Kadınların “kızlar” diye çağrılması, özellikle işyerinde zarar verici ve dayatmacıdır. Bunun aşırı hassas olduğu söylenebilir (ne de olsa ben de bir kadınım), fakat büyük ölçüde maaş eşitsizliği ve kadınların işyerinde yükselmesi yönünde engellerin hala var olduğu bir dünyada, dil önem arz eder.

Bir şeyin cinsiyetçi olup olmadığını test etmenin basit bir kuralı vardır: bu durum bir kadına değil de erkeğe uyarlansaydı aynı olur muydu?

Bir grup üst düzey erkek yöneticiye “çocuklar” dendiğini hayal edemiyorum fakat senaryonun tersinde “kızlar”ı kişinin gözünde canlandırması kolaydır.

İngiltere’nin kadın futbol takımı – Dünya Kupası bronz madalya sahipleri az değil – uzmanlar ve yorumcular tarafından sıklıkla “kızlar” diye çağırıldı.

Erkek futbolculara da “delikanlı” ya da “çocuk” dendiği iddia edilebilir ki doğrudur; fakat bu sözcükler o kadar zengin değiller.

Örneğin “kız gibi fırlatmak deyişi”, yaygın bir tabir değil. Erkekler sürekli yüksek standartlarda spor yapabileceklerini kanıtlamak zorunda değiller. Olimpik altın madalya sahipleri olarak erkeklerin kıçları hakkında yorum yapılmıyor.

Kızlar deyişinin öbür yüzü, birinin yanaklarını mıncıklamak ya da başını okşamanın dayatmacı sözel dengi olarak kullanılmadığında, cinseldir.

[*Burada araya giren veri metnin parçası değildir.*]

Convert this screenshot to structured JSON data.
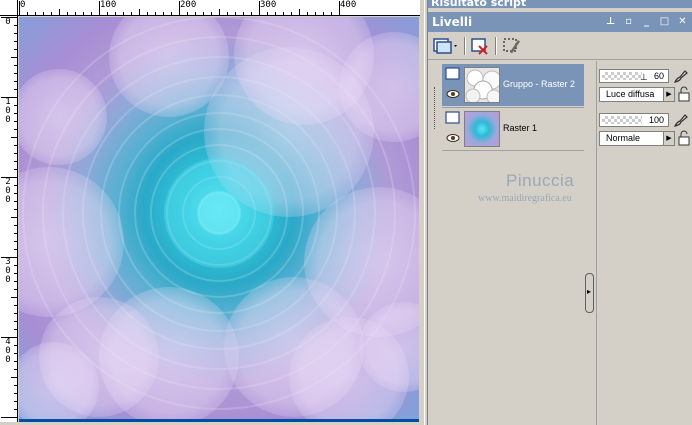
{
  "rulers": {
    "horizontal": [
      "0",
      "100",
      "200",
      "300",
      "400"
    ],
    "vertical": [
      "0",
      "100",
      "200",
      "300",
      "400"
    ]
  },
  "script_panel": {
    "title": "Risultato script"
  },
  "layers_panel": {
    "title": "Livelli",
    "title_buttons": [
      "pin-icon",
      "restore-icon",
      "minimize-icon",
      "maximize-icon",
      "close-icon"
    ],
    "toolbar": {
      "new_layer_icon": "new-layer-icon",
      "delete_icon": "delete-layer-icon",
      "edit_icon": "edit-selection-icon"
    },
    "layers": [
      {
        "name": "Gruppo - Raster 2",
        "selected": true,
        "opacity": "60",
        "blend_mode": "Luce diffusa"
      },
      {
        "name": "Raster 1",
        "selected": false,
        "opacity": "100",
        "blend_mode": "Normale"
      }
    ]
  },
  "watermark": {
    "name": "Pinuccia",
    "url": "www.maidiregrafica.eu"
  },
  "colors": {
    "title_bar": "#7a94b8",
    "panel_bg": "#d4d0c8",
    "selected_row": "#7a94b8"
  }
}
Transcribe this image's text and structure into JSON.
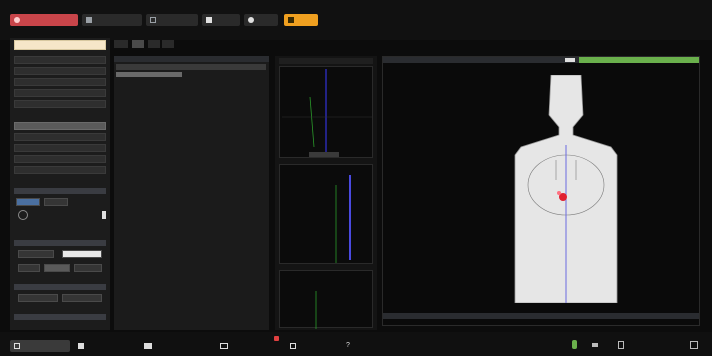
{
  "toolbar": {
    "buttons": [
      {
        "icon": "record-icon",
        "color": "#d9534f"
      },
      {
        "icon": "image-icon"
      },
      {
        "icon": "grid-icon"
      },
      {
        "icon": "layers-icon"
      },
      {
        "icon": "settings-icon"
      },
      {
        "icon": "warning-icon",
        "color": "#f0a020"
      }
    ]
  },
  "left_panel": {
    "input_value": "",
    "menu_items": [
      "",
      "",
      "",
      "",
      "",
      "",
      "",
      "",
      "",
      ""
    ],
    "selected_index": 6
  },
  "table_panel": {
    "title": "",
    "tabs": [
      "",
      "",
      ""
    ]
  },
  "viewer": {
    "title": "",
    "status_badge_color": "#6ab04c"
  },
  "bottombar": {
    "buttons": [
      {
        "icon": "monitor-icon"
      },
      {
        "icon": "pen-icon"
      },
      {
        "icon": "chart-icon"
      },
      {
        "icon": "camera-icon"
      },
      {
        "icon": "save-icon"
      },
      {
        "icon": "help-icon"
      }
    ],
    "right_icons": [
      "mic-icon",
      "volume-icon",
      "trash-icon",
      "expand-icon"
    ]
  }
}
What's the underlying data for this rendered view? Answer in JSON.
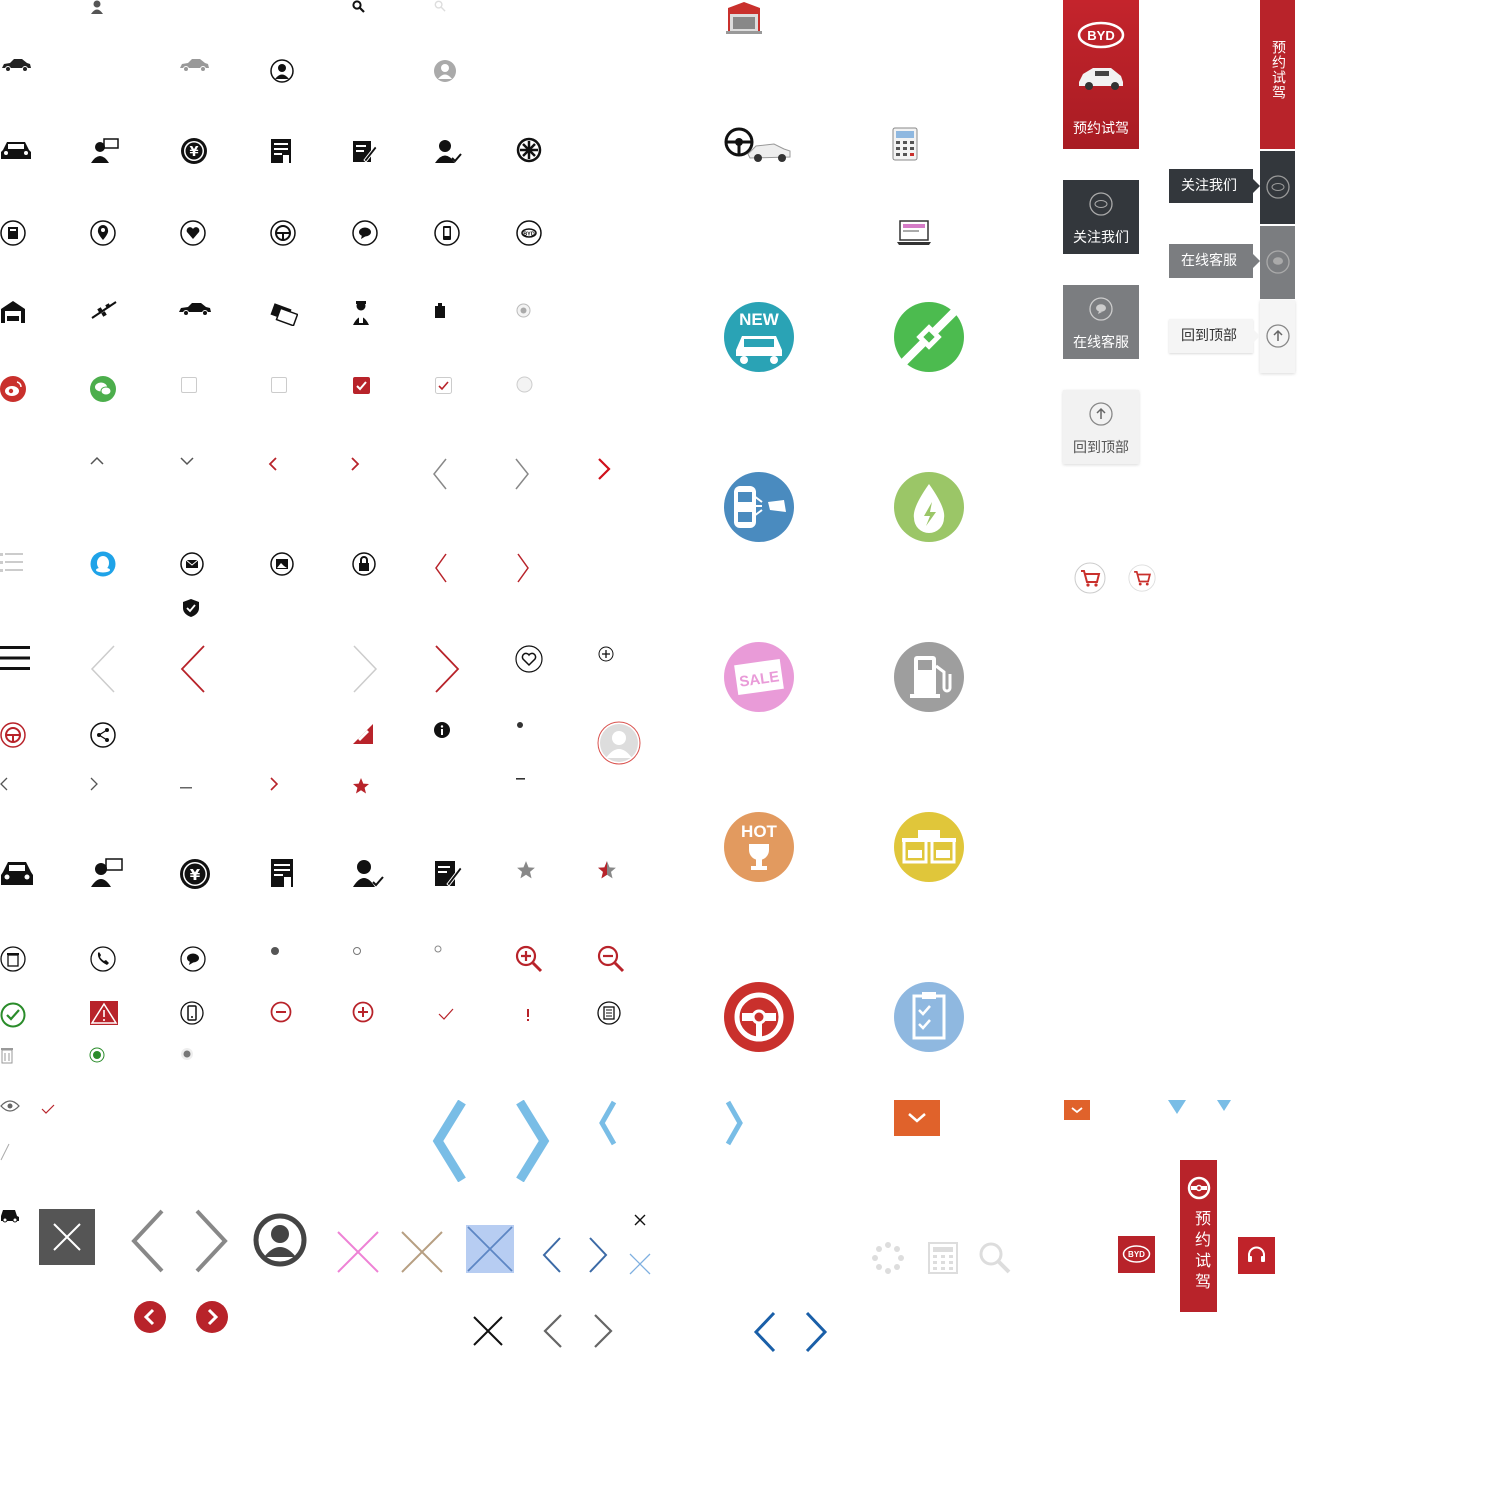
{
  "colors": {
    "brand_red": "#b8232a",
    "dark_panel": "#33373c",
    "gray_panel": "#7b7d80",
    "light_panel": "#f2f2f2",
    "teal": "#2aa3b5",
    "green": "#4cbb4f",
    "steel_blue": "#4a8bbf",
    "lime": "#9bc667",
    "pink": "#e99bd8",
    "gray": "#9e9e9e",
    "orange": "#e29a5f",
    "yellow": "#e0c63a",
    "light_blue": "#8fb8e0",
    "sky": "#79bde6",
    "orange_box": "#e0622b"
  },
  "badges": {
    "new_label": "NEW",
    "sale_label": "SALE",
    "hot_label": "HOT"
  },
  "sidebar_large": {
    "logo_text": "BYD",
    "test_drive_label": "预约试驾",
    "follow_label": "关注我们",
    "service_label": "在线客服",
    "top_label": "回到顶部"
  },
  "sidebar_compact": {
    "test_drive_label": "预约试驾",
    "follow_label": "关注我们",
    "service_label": "在线客服",
    "top_label": "回到顶部"
  },
  "bottom_bar": {
    "logo_text": "BYD",
    "test_drive_label": "预约试驾"
  },
  "icons": [
    "user-icon",
    "search-icon",
    "car-icon",
    "avatar-icon",
    "consultant-icon",
    "yuan-icon",
    "receipt-icon",
    "edit-icon",
    "user-check-icon",
    "wheel-icon",
    "calculator-icon",
    "location-icon",
    "heart-icon",
    "steering-wheel-icon",
    "chat-icon",
    "mobile-icon",
    "garage-icon",
    "racing-flag-icon",
    "card-icon",
    "mechanic-icon",
    "clipboard-icon",
    "radio-icon",
    "weibo-icon",
    "wechat-icon",
    "checkbox-icon",
    "chevron-up-icon",
    "chevron-down-icon",
    "chevron-left-icon",
    "chevron-right-icon",
    "list-icon",
    "qq-icon",
    "mail-icon",
    "image-icon",
    "lock-icon",
    "shield-icon",
    "menu-icon",
    "plus-icon",
    "share-icon",
    "info-icon",
    "star-icon",
    "trash-icon",
    "phone-icon",
    "zoom-in-icon",
    "zoom-out-icon",
    "check-circle-icon",
    "warning-icon",
    "minus-circle-icon",
    "plus-circle-icon",
    "document-icon",
    "eye-icon",
    "close-icon",
    "cart-icon",
    "loading-icon",
    "headset-icon"
  ]
}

Bu, sokaktaki yan bakıştır: “Tamam mı kızlar?” Ya da erkekler, “kızları tavlamak”tan söz ederler. Ya da başka türlü efsanevi Elvis’in şarkıda söylediği gibi: “Kızlar kumsalda/amma da güzeller”.

Kızlar deyişinin cinsel obje olarak hem ergenlik öncesi hem de kadınlara verilmesi, genç kadınların nesneleştirilmesi hakkında çok şey söyler, ama o konuya burada girmeyeceğiz.

Sonra, sıradan bir adam ismini sormaya zahmet etmediğinde gelen sadece “kız” var tembel, gayrişahsi bir hitap olarak. Kabanında ötesinde.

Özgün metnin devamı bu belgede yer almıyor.